IL BUONGIORNO DI PINA COLITTAPRIMO PIANOWellness

Il Buongiorno di Pina Colitta. La malattia si può condividere? (Parte I)

Condividi

Riappropriarsi della realtà? Cosa vorrà mai dire dopo un lungo periodo di riposo per le recenti festività? Significa ricongiungersi con impegni, incombenze e dure realtà in alcuni casi. In questi giorni pensavo alle tante persone, alcune a me vicine, che non hanno potuto viversi la serenità di questi momenti per gravi problemi di salute.

Si, penso a quelle persone che si son vissute questi momenti di condivisione allettate o in ospedale o per accudire una persona cara, scombussolati da un improvviso problema di salute.

Per le persone che convivono con un male incurabile, il cosiddetto “male del secolo” il sostegno dei familiari e degli amici è molto importante…

Solitamente una diagnosi del genere spesso coglie tutti di sorpresa e modifica il sistema di vita e anche i ruoli nell’ambito di quel sistema.

Prendersi cura dei propri cari stravolge tempi e modalità di vita, per via degli aiuti che richiede la malattia insieme a farmaci e medicazioni.
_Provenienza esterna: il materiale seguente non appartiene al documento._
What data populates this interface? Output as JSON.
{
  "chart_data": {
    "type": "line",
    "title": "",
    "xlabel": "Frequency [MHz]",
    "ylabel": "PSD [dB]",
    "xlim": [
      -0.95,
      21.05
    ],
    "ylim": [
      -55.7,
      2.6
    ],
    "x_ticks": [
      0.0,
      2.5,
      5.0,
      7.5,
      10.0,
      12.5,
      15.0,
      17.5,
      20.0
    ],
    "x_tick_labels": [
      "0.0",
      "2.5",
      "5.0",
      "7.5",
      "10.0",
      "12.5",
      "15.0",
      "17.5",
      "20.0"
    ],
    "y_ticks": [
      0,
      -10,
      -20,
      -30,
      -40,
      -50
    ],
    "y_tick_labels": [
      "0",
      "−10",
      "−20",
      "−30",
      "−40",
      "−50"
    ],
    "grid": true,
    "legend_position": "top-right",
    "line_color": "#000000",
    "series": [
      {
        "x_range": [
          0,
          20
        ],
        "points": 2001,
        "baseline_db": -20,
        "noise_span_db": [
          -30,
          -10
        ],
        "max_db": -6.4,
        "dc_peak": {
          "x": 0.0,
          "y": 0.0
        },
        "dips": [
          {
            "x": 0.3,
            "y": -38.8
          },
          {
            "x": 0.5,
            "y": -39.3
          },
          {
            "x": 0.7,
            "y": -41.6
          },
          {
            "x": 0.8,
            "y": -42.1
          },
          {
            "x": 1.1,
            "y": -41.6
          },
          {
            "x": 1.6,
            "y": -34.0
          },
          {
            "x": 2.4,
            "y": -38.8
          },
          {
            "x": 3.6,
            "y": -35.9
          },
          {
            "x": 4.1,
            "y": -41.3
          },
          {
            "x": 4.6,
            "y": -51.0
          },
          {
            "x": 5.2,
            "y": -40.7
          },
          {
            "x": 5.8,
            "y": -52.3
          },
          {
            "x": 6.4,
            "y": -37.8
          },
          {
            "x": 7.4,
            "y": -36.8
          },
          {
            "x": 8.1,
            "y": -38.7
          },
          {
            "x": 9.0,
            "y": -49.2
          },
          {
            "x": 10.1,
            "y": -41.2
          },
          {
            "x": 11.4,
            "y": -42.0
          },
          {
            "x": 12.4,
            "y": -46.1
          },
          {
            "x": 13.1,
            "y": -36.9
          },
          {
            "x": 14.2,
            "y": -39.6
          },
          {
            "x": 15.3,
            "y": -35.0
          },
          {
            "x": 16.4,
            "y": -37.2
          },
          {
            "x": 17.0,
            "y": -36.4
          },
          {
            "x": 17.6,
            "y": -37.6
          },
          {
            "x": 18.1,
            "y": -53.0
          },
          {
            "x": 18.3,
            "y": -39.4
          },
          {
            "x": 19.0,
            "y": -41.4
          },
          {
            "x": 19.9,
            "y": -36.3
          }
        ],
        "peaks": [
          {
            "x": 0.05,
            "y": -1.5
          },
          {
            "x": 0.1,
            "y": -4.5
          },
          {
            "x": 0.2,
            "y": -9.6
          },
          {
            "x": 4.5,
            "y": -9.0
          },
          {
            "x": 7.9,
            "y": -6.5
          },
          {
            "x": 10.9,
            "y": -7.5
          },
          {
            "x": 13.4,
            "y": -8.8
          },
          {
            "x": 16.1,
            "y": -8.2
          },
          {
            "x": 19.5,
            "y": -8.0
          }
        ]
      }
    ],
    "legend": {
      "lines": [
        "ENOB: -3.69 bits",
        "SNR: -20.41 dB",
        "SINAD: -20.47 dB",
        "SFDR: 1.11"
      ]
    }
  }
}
Comunicare con medici ed infermieri richiede tanta lucidità che spesso non c’è e non c’è neanche per fronteggiare la normale vita domestica e risolvere spesso questioni burocratiche e finanziare e tanto altro.

Quando una persona amata si ammala, intanto si deve continuare a lavorare, intanto le questioni domestiche non spariscono improvvisamente insieme alle necessità di riposo! Trovarsi da un giorno all’altro a doversi destreggiare tra nuove ed importanti responsabilità, nonostante la crescente stanchezza, insieme   alla preoccupazione e alla sofferenza, potrebbe significare vivere un ulteriore dramma.

Prendersi cura di una persona cara è quindi estremamente impegnativo, eppure anche se è fonte di ansie e fatica, spesso potrebbe creare una profonda vicinanza e connessione.

Sono questi i momenti terribili dei sentimenti di tensione, di stress, di rabbia, di sensi di colpa e depressione! Eppure non bisognerebbe farsene una colpa, né farsi sopraffare… Da qui la sacrosanta possibilità di chiedere, a propria volta, aiuto quando necessario.

In questo periodo di dolore ed impotenza da parte di chi fa assistenza, come familiare, persino la comunicazione può diventare più difficile e delicata. In tal senso qualsiasi ruolo cede per cui che si tratti del coniuge, che si tratti di un parente o di un amico, affrontare gravi problemi di salute, è molto difficile ed è normale non sapere cosa dire o preoccuparsi di dire la cosa sbagliata.

Qui una regola emotiva importante: non è tanto importante ciò che si esprime a parole, ma dimostrare interesse verso la persona cara.

Purtroppo paziente e familiari vivono nel calderone della maggior parte dei pensieri e delle paure che accompagnano queste delicate situazioni, fino a quando dovrà arrivare il momento in cui sarà necessario affrontarli anche a parole, esprimendo chiarezza sullo stadio della malattia, sulle terapie da affrontare, sul futuro, sulla paura della morte, sul desiderio di porre fine alle sofferenze.

Non tutte le famiglie riescono a parlare apertamente di questi argomenti, perché in realtà non esiste un modo giusto per comunicare. Eppure alcuni studi dicono che è proprio nelle famiglie in cui si riescono a condividere preoccupazioni e timori che c’è maggiore sollievo dal dolore e c’è più sicurezza nelle decisioni prese, sicurezza che gli stessi pazienti avvertono.

Sicuramente agendo in questo modo vi è una possibilità in più di avere un maggior controllo sulla situazione, un maggior coinvolgimento, che aumenta la volontà di accettare le scelte terapeutiche fatte, una maggior consapevolezza nel passaggio dalla terapia alle cure palliative.

È sicuramente molto importante pensare sempre per il meglio e sperare in una guarigione, ma è opportuno anche rendersi conto che il futuro è di fatto incerto ed evitare di parlare oggi di ciò che sta accadendo in modo realistico, potrebbe avere come unica conseguenza quella di rendere più difficile affrontarlo in seguito.

“La malattia è il misero capitale del povero, che lo va innocentemente a offrire a un medico, dicendogli con linguaggio muto: in nome di questa povertà, o miseria che tu voglia chiamarla, in nome della fiducia che ti porto, guariscimi. Soprattutto in nome di Dio, che ci vuole tutti eguali e felici.”